Over the past several years, people and businesses have been moving from dense major urban areas to smaller secondary and tertiary markets. This trend has been accelerated by the pandemic.
Transit-dependent cities such as New York, Chicago, and Los Angeles are seeing negative net migrations, while business-friendly areas like Charleston, Nashville, and Tampa are benefiting from positive in-migration from different parts of the U.S. and other countries.
Monitor leasing trends and sublease space available
Covid-19 and the economic recession are also changing the way office space is leased. Many office tenants today do not want longer leases, creating a disconnect between office landlords and occupiers. Experienced office building owners and managers are taking this opportunity to sign new leases with quality tenants, grow market share, and increase cash flow.
The amount of office space available for sublease in some markets can also create a significant impact on asking rents, in some cases shifting negotiating power from the landlord to the tenant.
Sublease office space is created when tenants who have existing leases downsize or completely go out of business, and try to sublease their space to another business in an attempt to generate some income from their vacant space to help pay the rent due to the landlord. Office markets where the economy is strong and growing generally see less sublease space, while cities that are struggling see more office sublease space come to market.
The most recent Sublease Activity Report from Cushman & Wakefield notes that 70% of the office markets have recorded an increase in sublease space through the first half of 2020.
For example, some large urban areas like San Francisco and Phoenix have seen sublease space as a percentage of total vacancy increase by more than 190% compared to the end of last year. On the other hand, office markets such as Tampa/St. Petersburg have seen office sublease space actually decrease over the same time period. This is one of many indicators that the demand for office space in the Tampa metropolitan area continues to grow.

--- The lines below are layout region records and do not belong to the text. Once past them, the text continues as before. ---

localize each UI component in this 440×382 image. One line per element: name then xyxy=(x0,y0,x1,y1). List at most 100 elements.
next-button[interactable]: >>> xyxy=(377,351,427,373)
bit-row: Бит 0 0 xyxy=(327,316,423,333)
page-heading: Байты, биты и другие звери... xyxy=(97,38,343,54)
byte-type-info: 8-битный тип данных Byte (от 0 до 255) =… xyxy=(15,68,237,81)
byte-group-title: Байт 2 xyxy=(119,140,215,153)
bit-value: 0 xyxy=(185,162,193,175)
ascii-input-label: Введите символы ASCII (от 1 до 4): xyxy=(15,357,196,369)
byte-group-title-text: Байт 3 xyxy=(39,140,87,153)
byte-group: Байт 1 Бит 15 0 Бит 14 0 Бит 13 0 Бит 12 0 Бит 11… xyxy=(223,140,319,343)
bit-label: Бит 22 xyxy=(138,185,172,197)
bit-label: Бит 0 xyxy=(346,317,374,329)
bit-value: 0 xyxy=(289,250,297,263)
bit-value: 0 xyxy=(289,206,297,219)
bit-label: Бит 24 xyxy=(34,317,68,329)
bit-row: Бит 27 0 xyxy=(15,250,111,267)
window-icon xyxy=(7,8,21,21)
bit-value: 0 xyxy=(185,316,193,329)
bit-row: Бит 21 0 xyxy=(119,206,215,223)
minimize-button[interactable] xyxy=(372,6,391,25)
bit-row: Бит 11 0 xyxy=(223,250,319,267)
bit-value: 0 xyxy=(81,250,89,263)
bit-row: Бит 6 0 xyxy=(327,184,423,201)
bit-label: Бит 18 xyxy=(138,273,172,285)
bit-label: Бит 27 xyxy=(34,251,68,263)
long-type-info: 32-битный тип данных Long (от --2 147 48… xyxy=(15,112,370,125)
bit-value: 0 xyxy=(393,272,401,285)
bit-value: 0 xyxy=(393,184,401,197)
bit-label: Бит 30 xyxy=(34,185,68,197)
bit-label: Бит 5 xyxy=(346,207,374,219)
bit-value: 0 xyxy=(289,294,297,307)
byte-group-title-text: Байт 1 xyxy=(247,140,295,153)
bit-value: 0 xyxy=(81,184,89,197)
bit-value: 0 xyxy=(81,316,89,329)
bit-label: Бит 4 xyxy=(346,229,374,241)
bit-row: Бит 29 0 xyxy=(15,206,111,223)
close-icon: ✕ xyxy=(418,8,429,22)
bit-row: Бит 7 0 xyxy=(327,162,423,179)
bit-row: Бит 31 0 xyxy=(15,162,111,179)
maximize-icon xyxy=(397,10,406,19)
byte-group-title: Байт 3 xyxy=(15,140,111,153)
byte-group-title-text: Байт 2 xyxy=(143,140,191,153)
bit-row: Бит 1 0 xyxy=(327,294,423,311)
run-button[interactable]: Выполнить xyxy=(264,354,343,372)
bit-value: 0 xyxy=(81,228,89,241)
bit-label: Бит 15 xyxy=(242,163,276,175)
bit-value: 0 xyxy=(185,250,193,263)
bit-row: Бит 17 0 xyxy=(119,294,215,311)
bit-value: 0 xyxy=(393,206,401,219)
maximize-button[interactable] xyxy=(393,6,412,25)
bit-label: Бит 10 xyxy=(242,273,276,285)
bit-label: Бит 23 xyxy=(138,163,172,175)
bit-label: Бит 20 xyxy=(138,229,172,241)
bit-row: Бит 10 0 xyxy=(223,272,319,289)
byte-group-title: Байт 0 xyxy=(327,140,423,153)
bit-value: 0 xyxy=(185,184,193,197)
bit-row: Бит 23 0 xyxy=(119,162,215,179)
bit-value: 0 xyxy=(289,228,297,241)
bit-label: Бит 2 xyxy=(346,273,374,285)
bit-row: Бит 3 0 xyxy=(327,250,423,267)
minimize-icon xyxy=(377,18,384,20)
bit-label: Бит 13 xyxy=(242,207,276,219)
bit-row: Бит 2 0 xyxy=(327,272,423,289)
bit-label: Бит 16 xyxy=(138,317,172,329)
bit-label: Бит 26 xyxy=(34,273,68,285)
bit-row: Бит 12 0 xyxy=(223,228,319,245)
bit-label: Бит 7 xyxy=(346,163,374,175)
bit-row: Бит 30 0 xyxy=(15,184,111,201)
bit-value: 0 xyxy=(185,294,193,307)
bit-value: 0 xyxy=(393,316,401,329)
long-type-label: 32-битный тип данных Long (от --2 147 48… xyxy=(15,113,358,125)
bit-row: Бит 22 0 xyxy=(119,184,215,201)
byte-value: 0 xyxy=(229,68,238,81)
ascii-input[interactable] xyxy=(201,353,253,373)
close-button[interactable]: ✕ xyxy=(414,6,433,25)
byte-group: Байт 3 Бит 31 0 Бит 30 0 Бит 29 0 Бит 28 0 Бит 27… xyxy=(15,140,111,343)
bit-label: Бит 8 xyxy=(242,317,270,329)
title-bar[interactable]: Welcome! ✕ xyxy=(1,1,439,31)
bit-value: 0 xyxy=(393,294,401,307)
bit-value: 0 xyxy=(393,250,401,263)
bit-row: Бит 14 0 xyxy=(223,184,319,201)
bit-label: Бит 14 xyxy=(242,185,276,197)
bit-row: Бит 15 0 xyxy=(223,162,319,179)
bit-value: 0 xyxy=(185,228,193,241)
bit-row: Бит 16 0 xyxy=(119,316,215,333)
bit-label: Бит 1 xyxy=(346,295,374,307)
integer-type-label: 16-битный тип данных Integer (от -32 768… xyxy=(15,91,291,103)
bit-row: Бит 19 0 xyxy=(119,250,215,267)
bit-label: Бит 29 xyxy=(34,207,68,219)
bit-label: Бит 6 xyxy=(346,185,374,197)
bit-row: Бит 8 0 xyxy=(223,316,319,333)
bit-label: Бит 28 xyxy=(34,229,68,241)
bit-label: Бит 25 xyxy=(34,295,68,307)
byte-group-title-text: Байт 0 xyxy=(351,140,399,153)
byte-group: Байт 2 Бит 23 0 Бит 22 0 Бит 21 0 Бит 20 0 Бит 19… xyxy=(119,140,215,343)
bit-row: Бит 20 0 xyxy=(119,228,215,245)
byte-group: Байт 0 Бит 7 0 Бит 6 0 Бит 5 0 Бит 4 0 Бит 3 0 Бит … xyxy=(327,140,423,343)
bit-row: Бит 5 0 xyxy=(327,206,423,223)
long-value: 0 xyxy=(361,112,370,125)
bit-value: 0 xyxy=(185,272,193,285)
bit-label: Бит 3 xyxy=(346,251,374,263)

The Urban Land Institute notes that significant opportunities to operate and manage office buildings more efficiently lie ahead.
However, smaller and more nimble companies are the ones that may create more efficient and forward-looking office property investments in the future.
While large commercial real estate firms have multiple layers of people and teams that make them less nimble, experienced local owners and operators of office buildings are in a better position to make the most of opportunities as they arise.